The overlooked risk: Third-party dependencies
Operational resilience is another area gaining urgency as insurers rely heavily on digital ecosystems.
While organisations often focus on protecting their own systems, Banka believes the bigger threat lies in third-party concentration risk.
Modern insurers depend on a complex network of cloud providers, API platforms, payment gateways, and healthcare partners. If any critical partner experiences an outage, insurers may be unable to serve customers.
“You cannot outsource a process and assume you have outsourced the risk,” Banka warns.
To address this, organisations must map critical dependencies, conduct scenario planning for cascading failures, and embed resilience criteria into vendor selection and architecture decisions.
Building trust in India’s digital insurance market
In India’s rapidly digitising insurance landscape, consumer trust remains fragile despite widespread digital adoption.
Banka believes insurers must adopt a “phygital” model to bridge this gap.
While purchasing insurance digitally should be seamless, the claims experience — often the most emotional interaction customers have with insurers — must prioritise empathy and human engagement.
“You can automate many things, but empathy is not one of them — at least not yet,” he says.
Transparency is equally important.
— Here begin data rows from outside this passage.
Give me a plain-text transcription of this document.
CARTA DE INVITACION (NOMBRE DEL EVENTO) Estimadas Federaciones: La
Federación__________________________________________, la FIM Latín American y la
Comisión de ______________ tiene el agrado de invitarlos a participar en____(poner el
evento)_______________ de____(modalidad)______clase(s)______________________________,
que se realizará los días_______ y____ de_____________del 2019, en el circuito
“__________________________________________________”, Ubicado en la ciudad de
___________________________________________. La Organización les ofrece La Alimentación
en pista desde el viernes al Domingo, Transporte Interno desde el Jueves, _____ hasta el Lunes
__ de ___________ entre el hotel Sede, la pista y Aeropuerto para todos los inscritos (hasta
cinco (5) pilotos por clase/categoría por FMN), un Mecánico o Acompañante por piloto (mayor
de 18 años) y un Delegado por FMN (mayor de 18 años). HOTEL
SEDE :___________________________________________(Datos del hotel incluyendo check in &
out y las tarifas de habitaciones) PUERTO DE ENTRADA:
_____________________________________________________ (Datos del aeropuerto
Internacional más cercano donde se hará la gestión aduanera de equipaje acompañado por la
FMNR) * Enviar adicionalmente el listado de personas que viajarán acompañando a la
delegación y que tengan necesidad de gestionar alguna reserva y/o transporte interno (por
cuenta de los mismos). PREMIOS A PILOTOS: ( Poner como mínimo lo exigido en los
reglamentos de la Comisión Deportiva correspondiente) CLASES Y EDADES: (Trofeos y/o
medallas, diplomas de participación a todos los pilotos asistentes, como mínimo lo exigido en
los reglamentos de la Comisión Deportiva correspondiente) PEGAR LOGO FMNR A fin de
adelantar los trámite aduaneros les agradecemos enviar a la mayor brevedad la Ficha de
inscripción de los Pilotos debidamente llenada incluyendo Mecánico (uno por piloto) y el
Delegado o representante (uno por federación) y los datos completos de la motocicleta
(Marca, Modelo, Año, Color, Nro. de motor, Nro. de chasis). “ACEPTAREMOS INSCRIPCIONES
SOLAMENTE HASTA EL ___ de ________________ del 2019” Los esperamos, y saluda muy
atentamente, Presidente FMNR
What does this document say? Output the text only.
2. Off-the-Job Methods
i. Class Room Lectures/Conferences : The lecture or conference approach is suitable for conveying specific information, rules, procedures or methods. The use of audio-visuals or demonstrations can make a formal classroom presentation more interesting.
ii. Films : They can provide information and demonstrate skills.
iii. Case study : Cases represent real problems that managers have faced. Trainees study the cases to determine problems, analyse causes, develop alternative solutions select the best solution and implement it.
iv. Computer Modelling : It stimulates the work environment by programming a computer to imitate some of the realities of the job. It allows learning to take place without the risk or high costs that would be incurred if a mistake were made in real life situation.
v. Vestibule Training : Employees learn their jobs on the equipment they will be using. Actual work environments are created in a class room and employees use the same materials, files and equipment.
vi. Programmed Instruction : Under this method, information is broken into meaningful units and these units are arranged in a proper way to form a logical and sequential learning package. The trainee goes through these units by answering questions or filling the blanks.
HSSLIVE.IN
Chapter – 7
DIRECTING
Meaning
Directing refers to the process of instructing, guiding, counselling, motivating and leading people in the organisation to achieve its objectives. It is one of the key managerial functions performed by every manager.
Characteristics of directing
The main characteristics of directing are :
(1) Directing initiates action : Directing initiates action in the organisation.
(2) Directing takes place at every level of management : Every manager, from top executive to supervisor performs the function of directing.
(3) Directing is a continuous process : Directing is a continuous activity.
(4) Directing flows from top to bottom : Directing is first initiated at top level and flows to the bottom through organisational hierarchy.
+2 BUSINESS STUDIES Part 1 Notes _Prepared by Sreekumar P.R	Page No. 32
When customers can buy policies within minutes but face unexpected delays or documentation requirements during claims, trust collapses quickly.
“Trust is built when the digital promise matches the real-world service experience,” Banka explains.
Preparing for the next wave of risk
Looking ahead, Banka believes some of the most significant risks insurers face are still emerging and not yet fully reflected in traditional dashboards.
One major concern is the intersection of climate change and health risks. Rising temperatures, shifting disease patterns, and pollution could significantly alter long-term mortality and morbidity trends in India.
Another emerging vulnerability lies in the growing interconnectedness of digital infrastructure.
As insurers increasingly rely on shared cloud platforms, AI tools, and third-party data sources, the risk of correlated failures grows. A systemic disruption in one widely used platform could cascade across multiple insurers simultaneously.
To prepare for these future threats, Banka argues that organisations must broaden their risk horizon beyond immediate operational metrics.
“Risk management today is not just about protecting what exists,” he says. “It is about anticipating what could reshape the industry tomorrow.”